2006-02-03 / Columnists

The Rockaway Irregular

An Interesting Thought Experiment
by Stuart W. Mirsky

Recently writing in the New York Sun, author Warren Kozak poses the following question: “Imagine this,” he says, “...It’s August 11, 2001, and a report surfaces that Attorney General John Ashcroft has just ordered the FBI to arrest four Arab nationals living here in America. They have committed no crime, unless you consider going to strip clubs a crime. Standing at the podium at the Justice Department, Mr. Ashcroft presents a story that sounds, even to hard-core supporters, pretty fantastic.”

Ashcroft, says Kozak, informs the public that the arrested individuals have been attending “flight schools here in the United States, using our liberal immigration laws to learn how to fly large commercial jetliners, which they plan to commandeer with box-cutters and crash into skyscrapers.” Moreover, Ashcroft makes clear that these people are “not from refugee hellholes but are all college graduates from upper middle class homes... Their ringleader, Mohammed Atta, is the son of an Egyptian lawyer... all here legally. And adds Kozak, “here’s the icing on the cake: The attorney general learned all of this from wiretaps.”

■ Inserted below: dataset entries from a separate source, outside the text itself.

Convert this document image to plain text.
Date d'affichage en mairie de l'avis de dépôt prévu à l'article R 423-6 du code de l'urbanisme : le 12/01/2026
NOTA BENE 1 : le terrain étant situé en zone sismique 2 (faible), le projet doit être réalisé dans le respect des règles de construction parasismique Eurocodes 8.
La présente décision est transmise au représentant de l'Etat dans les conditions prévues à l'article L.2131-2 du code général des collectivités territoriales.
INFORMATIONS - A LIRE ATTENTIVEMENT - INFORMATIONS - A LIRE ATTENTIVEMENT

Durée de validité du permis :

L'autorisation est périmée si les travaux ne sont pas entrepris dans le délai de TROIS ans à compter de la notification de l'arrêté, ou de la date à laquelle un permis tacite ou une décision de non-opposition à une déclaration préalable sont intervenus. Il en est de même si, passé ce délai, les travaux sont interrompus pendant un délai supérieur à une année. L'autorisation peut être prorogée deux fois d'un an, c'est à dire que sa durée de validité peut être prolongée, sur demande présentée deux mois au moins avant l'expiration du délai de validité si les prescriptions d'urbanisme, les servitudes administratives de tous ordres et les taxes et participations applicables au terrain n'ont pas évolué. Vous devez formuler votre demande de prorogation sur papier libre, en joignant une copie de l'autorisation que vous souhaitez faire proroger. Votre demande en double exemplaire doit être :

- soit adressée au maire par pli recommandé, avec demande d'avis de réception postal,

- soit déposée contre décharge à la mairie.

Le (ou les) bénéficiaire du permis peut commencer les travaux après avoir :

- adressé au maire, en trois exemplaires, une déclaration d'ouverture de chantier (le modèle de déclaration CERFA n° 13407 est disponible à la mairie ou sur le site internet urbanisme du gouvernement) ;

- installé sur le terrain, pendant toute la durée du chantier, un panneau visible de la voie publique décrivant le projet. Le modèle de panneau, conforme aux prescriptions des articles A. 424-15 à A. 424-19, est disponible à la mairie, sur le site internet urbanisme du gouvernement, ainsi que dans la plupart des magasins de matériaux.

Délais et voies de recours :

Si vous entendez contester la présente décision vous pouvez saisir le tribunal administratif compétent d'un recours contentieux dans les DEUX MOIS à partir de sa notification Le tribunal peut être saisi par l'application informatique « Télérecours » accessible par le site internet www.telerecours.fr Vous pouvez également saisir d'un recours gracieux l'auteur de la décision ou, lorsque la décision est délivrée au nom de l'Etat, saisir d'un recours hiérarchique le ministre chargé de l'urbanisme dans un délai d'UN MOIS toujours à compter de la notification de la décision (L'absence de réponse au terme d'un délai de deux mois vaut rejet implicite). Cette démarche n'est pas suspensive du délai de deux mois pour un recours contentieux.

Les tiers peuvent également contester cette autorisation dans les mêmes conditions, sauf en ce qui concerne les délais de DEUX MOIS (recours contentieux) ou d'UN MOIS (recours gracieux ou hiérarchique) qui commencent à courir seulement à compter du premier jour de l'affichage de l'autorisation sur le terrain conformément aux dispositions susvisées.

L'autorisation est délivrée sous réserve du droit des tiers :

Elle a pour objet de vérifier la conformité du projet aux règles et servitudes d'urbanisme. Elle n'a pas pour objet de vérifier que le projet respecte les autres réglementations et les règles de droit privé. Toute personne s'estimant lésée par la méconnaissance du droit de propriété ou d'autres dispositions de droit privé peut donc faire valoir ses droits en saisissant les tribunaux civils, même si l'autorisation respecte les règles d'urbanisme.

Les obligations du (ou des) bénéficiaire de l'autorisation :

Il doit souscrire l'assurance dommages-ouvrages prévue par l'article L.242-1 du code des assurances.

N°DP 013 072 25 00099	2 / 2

Mindboggling. Can you just see it, asks Kozak: “...the investigative articles... on the front page of the New York Times... the sarcasm in Maureen Dowd’s column on the following day directed not toward the Arabs but the attorney general... and, of course, the president?”

Kozak’s point is compelling. After all, how different is this scenario from what the U.S. government is doing now to protect us all from future terrorist attacks? And yet this is precisely the kind of thing critics like the New York Times, which seems to have abandoned any pretense of journalistic evenhandedness in the present cycle, are castigating Bush for in the wake of recent revelations about wiretaps of U.S. citizens and residents in touch with al Qaeda by telephone. At the same time it’s precisely what they blame Bush and his team for  not having done in time to protect us from the attacks of 9/11. How many ways do they want to have it?

Indeed, how likely is it the U.S. government would have even been able to use today’s tools in the pre-9/11 environment? How likely that America’s elites and media would have supported such an effort before 9/11, particularly in light of the seemingly far-fetched scenario which actually did occur on that fateful day when terrorists  did commandeer  U.S. jetliners with boxcutters and fly them on suicide missions into U.S. skyscrapers and the Pentagon, killing some 3,000 innocent people?

In light of all of the furor surrounding Patriot Act renewal and accusations of warrantless wiretapping, isn’t it time we Americans saw things in a little perspective? Isn’t it time we recognized a real enemy when we see one and support the actions necessary to defend ourselves and defeat that enemy? Isn’t it time news purveyors like the New York Times ceased what appears to be little less than a private war against the Bush administration and start recognizing the grim realities which face us and have faced us since the attacks of September 11, 2001... realities which the Bush administration has been working assiduously to deal with?

Why are the New York Times and many other agents of mainstream media so blind to all this? And why are the Democrats, both leadership and rank-and-file, so committed to undermining the Bush administration’s efforts to do exactly what they have skewered the Bush administration for not having done before 9/11? Could it have anything to do with politics do you think? Could it maybe reflect the intense desire by those who may best be described as anti-Republicans (consisting of Democrats, most mainstream media reporters and editors, and academic elites) to drive the present administration from office, regardless of the real interests of our nation?